Father MacDonald retires from Scituate parish

Archbishop Seán P. O’Malley has announced that he has granted Father Paul V. Mac-Donald Senior Priest/Retirement status, effective Oct. 29, 2004. Father MacDonald had most recently served as pastor of St. Frances Xavier Cabrini Parish in Scituate. The parish was one of those closed in the ongoing reconfiguration of the archdiocese.

Father MacDonald is a Boston native who grew up in West Roxbury. He attended archdiocesan seminaries and was ordained in Holy Name Church, West Roxbury on Feb. 2, 1959. During his 45 years of priestly ministry, he has served in several parishes, most of them in the southern part of the archdiocese.

Immediately following ordination, he served for five years at Holy Rosary Parish, Stoughton. Then, he returned to Boston, this time as an assistant at St. William Parish, in the city’s Dorchester section.

In 1974, he was appointed as administrator of St. Colman of Cloyne Parish in Brockton, a position he held until 1982 when he was named pastor of the parish. He remained there until 1987, when he was transferred to Sacred Heart, Wey-mouth. Father MacDonald was called upon to guide the busy parish through times of change, including the closure of the parish high school. During his tenure, he was able to strengthen the thriving grammar school and to construct a much-needed new residence for the priests of the parish. During those busy years, he assumed the additional responsibilities of vicar for the Weymouth vicariate of the South Region from 1989 to 1995.
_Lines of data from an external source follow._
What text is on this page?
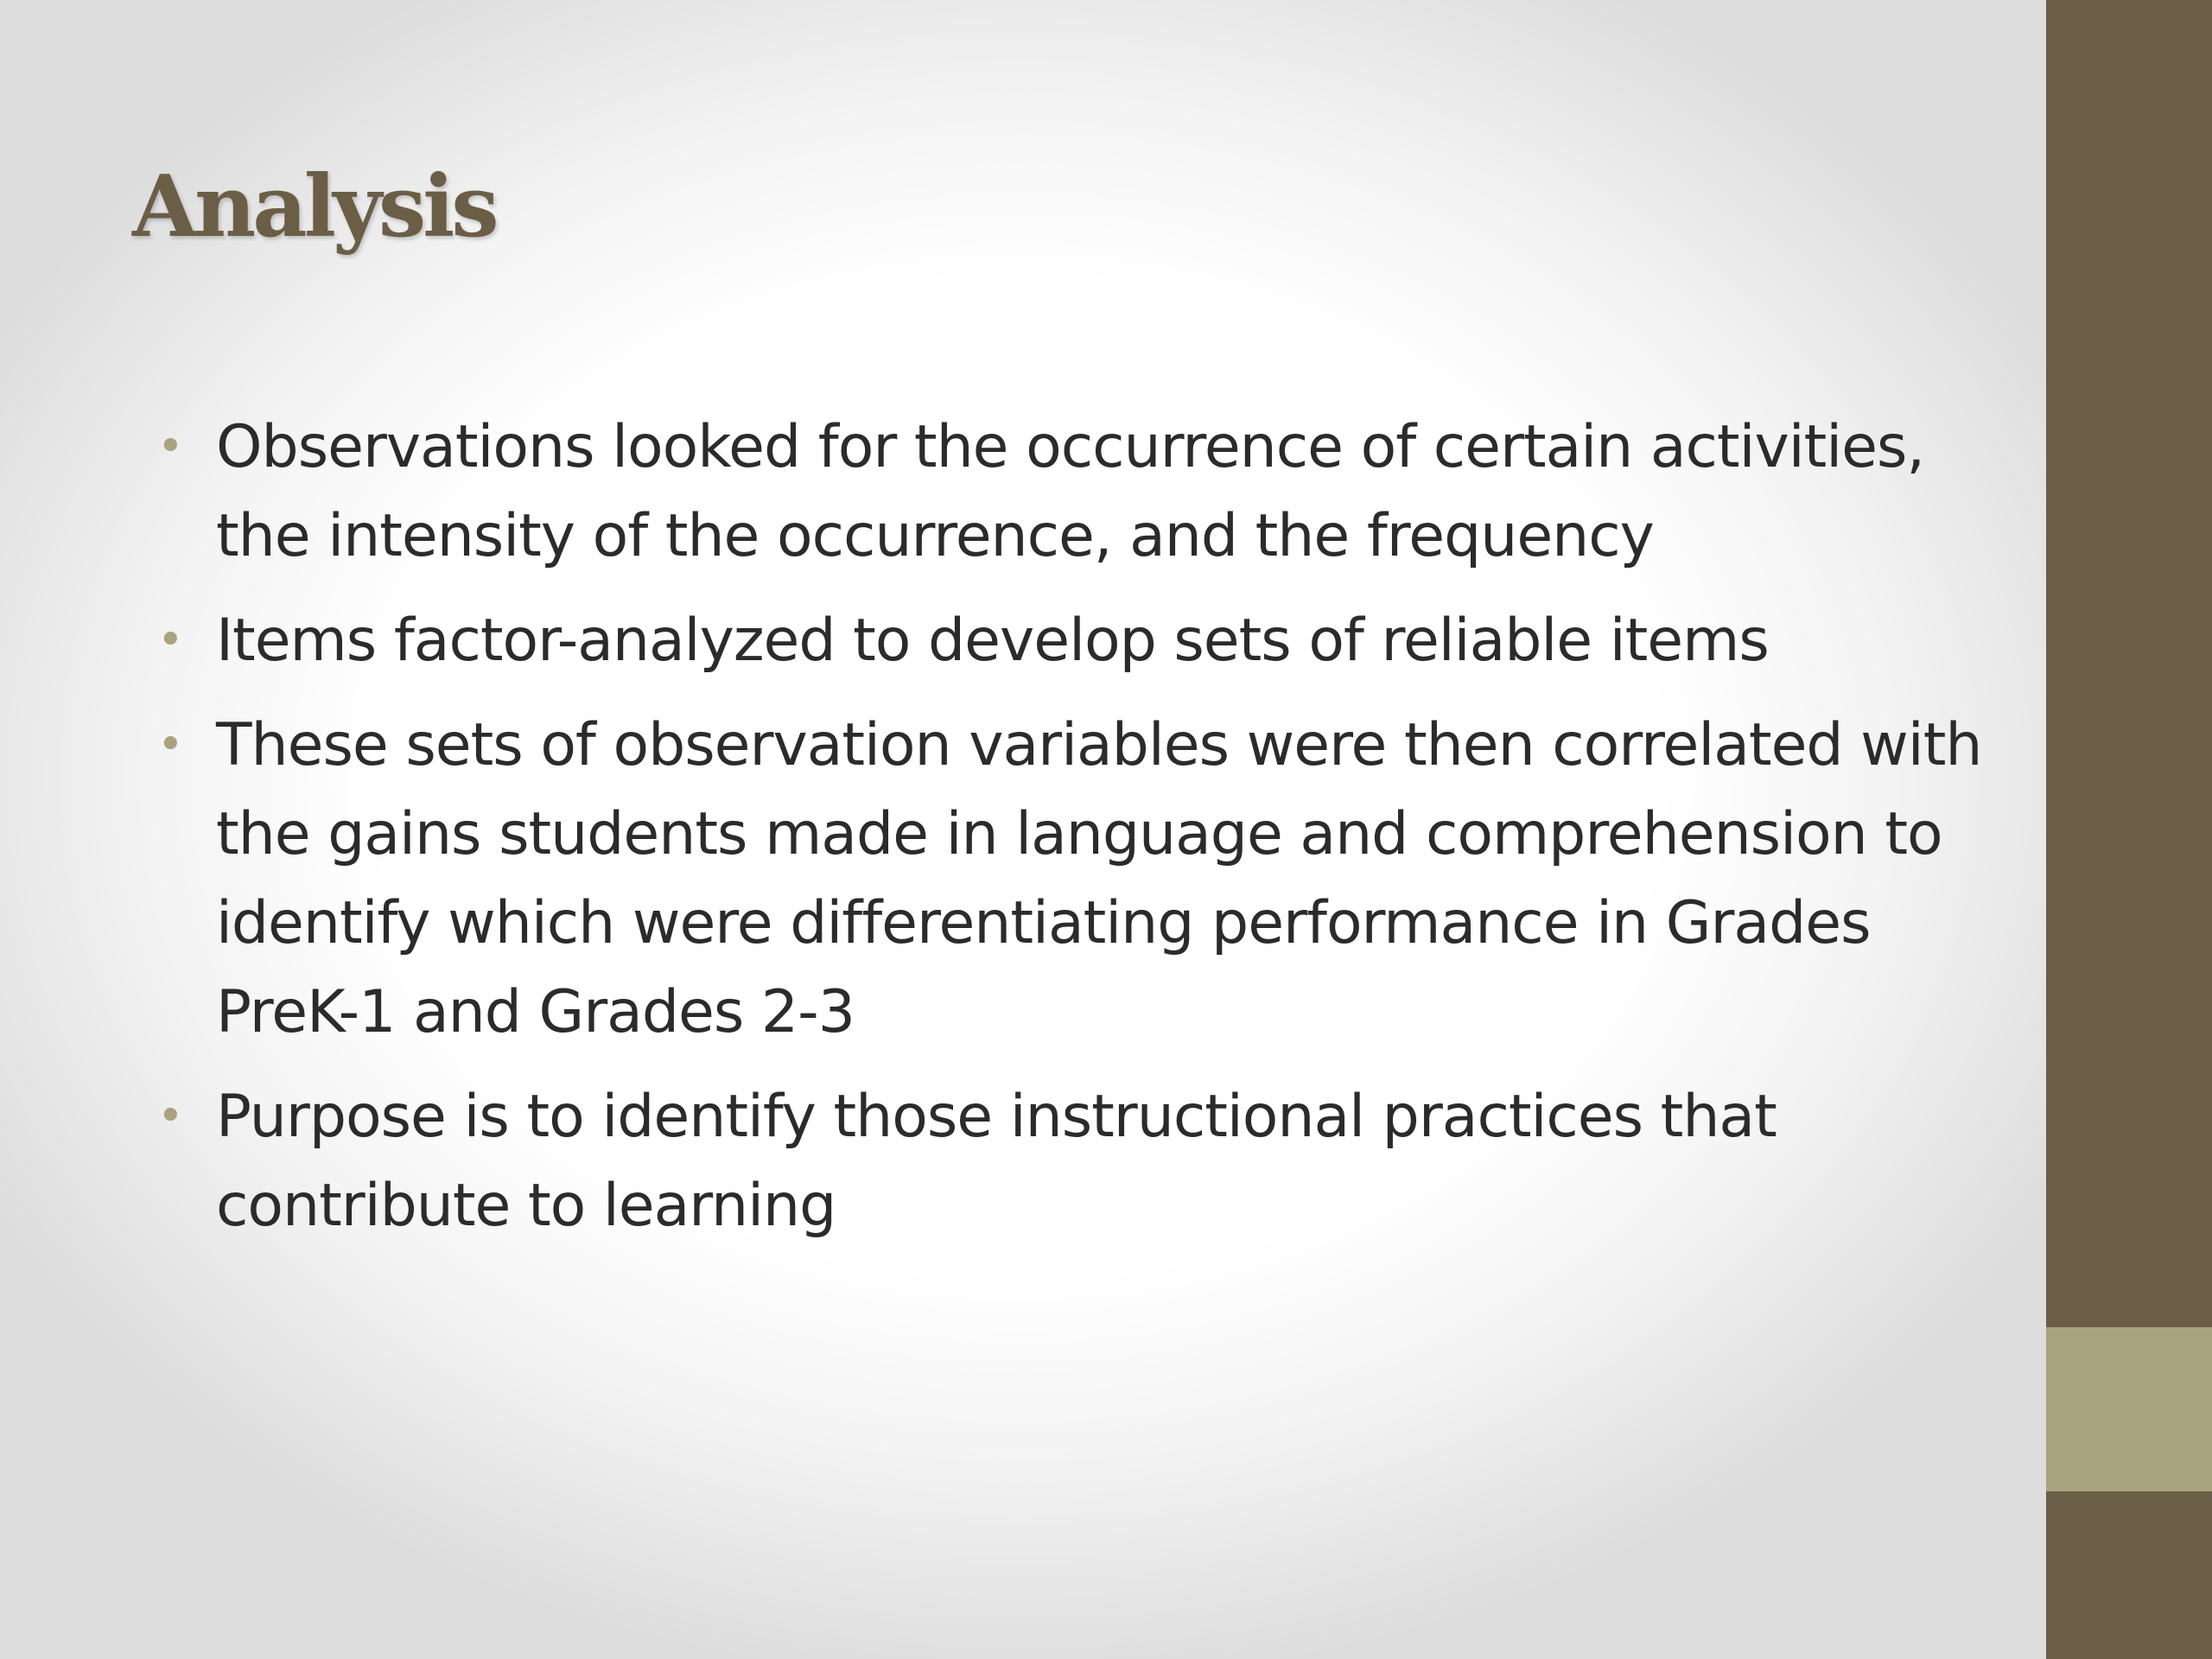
Analysis
• Observations looked for the occurrence of certain activities, the intensity of the occurrence, and the frequency
• Items factor-analyzed to develop sets of reliable items
• These sets of observation variables were then correlated with the gains students made in language and comprehension to identify which were differentiating performance in Grades PreK-1 and Grades 2-3
• Purpose is to identify those instructional practices that contribute to learning
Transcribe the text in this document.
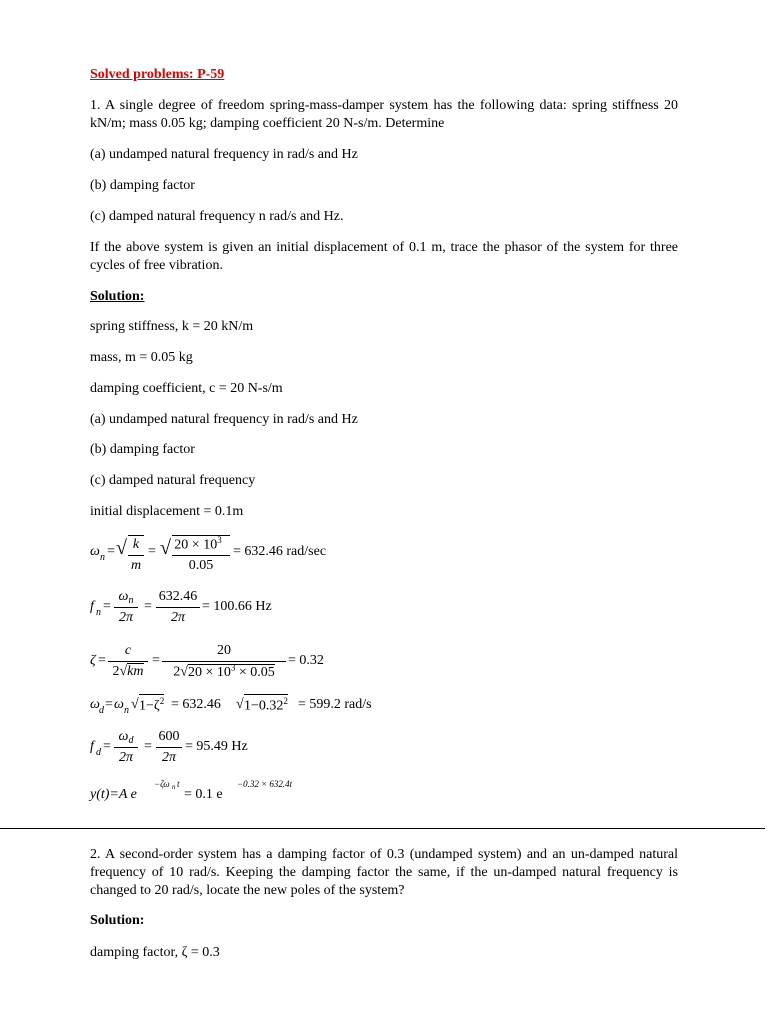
Solved problems: P-59

1. A single degree of freedom spring-mass-damper system has the following data: spring stiffness 20 kN/m; mass 0.05 kg; damping coefficient 20 N-s/m. Determine

(a) undamped natural frequency in rad/s and Hz

(b) damping factor

(c) damped natural frequency n rad/s and Hz.

If the above system is given an initial displacement of 0.1 m, trace the phasor of the system for three cycles of free vibration.

Solution:

spring stiffness, k = 20 kN/m

mass, m = 0.05 kg

damping coefficient, c = 20 N-s/m

(a) undamped natural frequency in rad/s and Hz

(b) damping factor

(c) damped natural frequency

initial displacement = 0.1m

ω n = √ k
m
= √ $20 \times 10^3$
0.05
= 632.46 rad/sec
f n =
$\omega_n$
2π
=
632.46
2π
= 100.66 Hz
ζ =
c
2√km
=
20
$2√20 \times 10^3 \times 0.05$
= 0.32
ω d = ω n √ $1-\zeta^2 = 632.46$ √ $1-0.32^2 = 599.2$ rad/s
f d =
$\omega_d$
2π
=
600
2π
= 95.49 Hz
y(t)=A e
−ζω n t
= 0.1 e
−0.32 × 632.4t

2. A second-order system has a damping factor of 0.3 (undamped system) and an un-damped natural frequency of 10 rad/s. Keeping the damping factor the same, if the un-damped natural frequency is changed to 20 rad/s, locate the new poles of the system?

Solution:

damping factor, ζ = 0.3
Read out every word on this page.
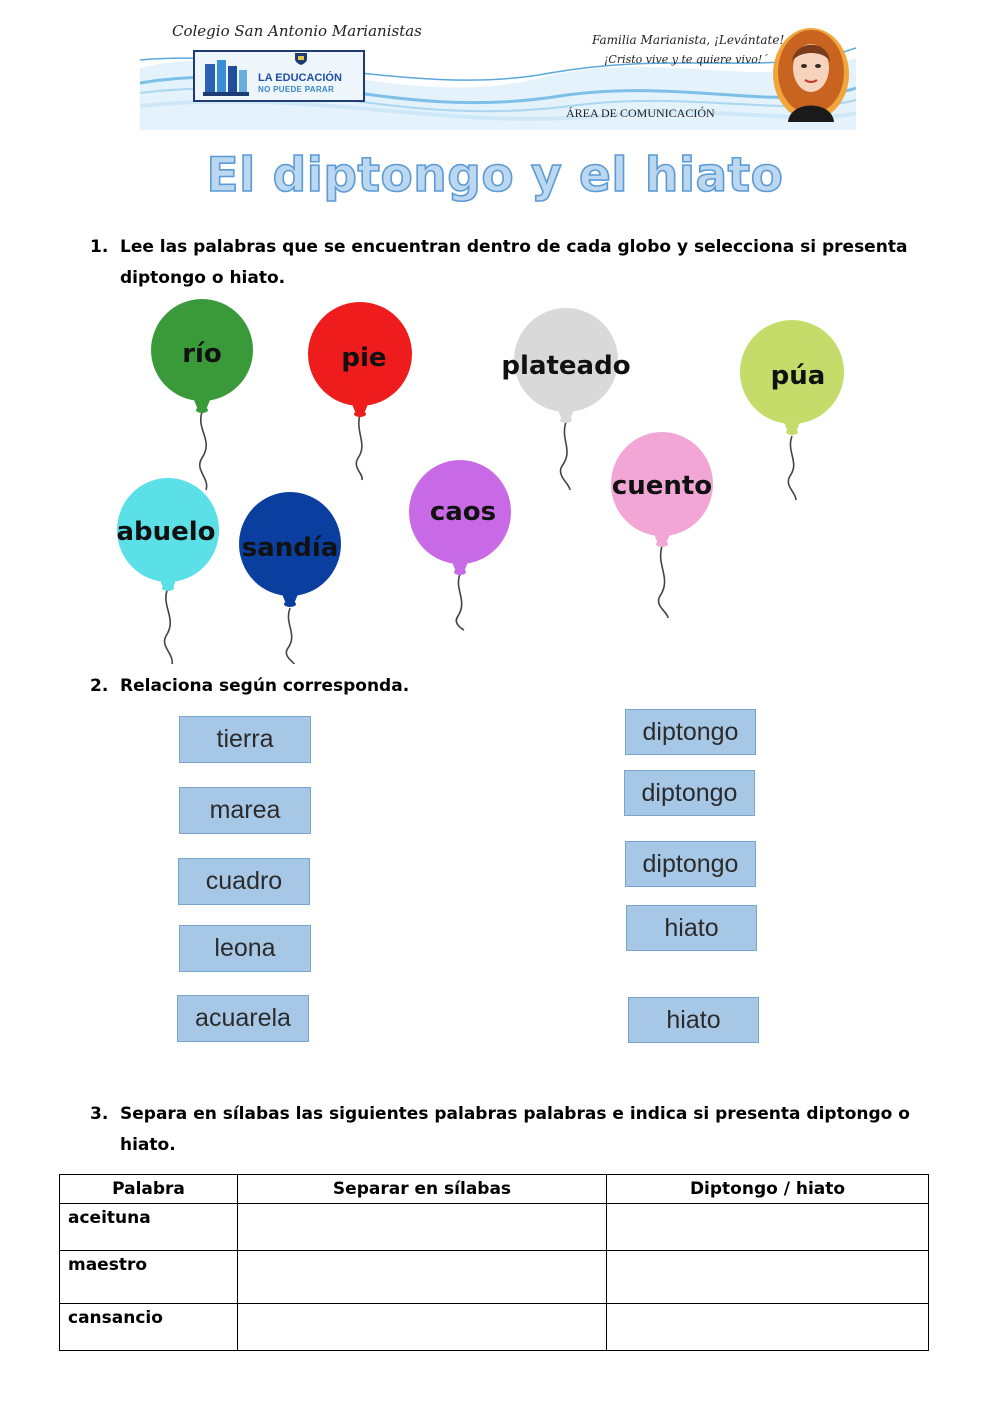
Colegio San Antonio Marianistas
LA EDUCACIÓN
NO PUEDE PARAR
Familia Marianista, ¡Levántate!
¡Cristo vive y te quiere vivo!´
ÁREA DE COMUNICACIÓN
El diptongo y el hiato
1. Lee las palabras que se encuentran dentro de cada globo y selecciona si presenta diptongo o hiato.
río	pie	plateado	púa
abuelo
sandía
caos
cuento
2. Relaciona según corresponda.
tierra
marea
cuadro
leona
acuarela
diptongo
diptongo
diptongo
hiato
hiato
3. Separa en sílabas las siguientes palabras palabras e indica si presenta diptongo o hiato.
Palabra	Separar en sílabas	Diptongo / hiato
aceituna		
maestro		
cansancio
Since 1997, he has served as pastor of the north Scituate parish of St. Frances Xavier Cabrini. An ardent supporter of Catholic schools, Father MacDonald had hoped that there might be a Catholic school built at St. Frances, a hope that received an unexpected boost near Christmas, 1998. He won $20,000 on a scratch ticket in the state lottery and financed a feasibility study for such a school. The project was not to be.

Having served well in several parishes that underwent shifts of population and other sociological changes, Father MacDonald also met the challenge of leading parishioners in the painful processing of a parish closing resulting from the reconfiguration plan of the archdiocese.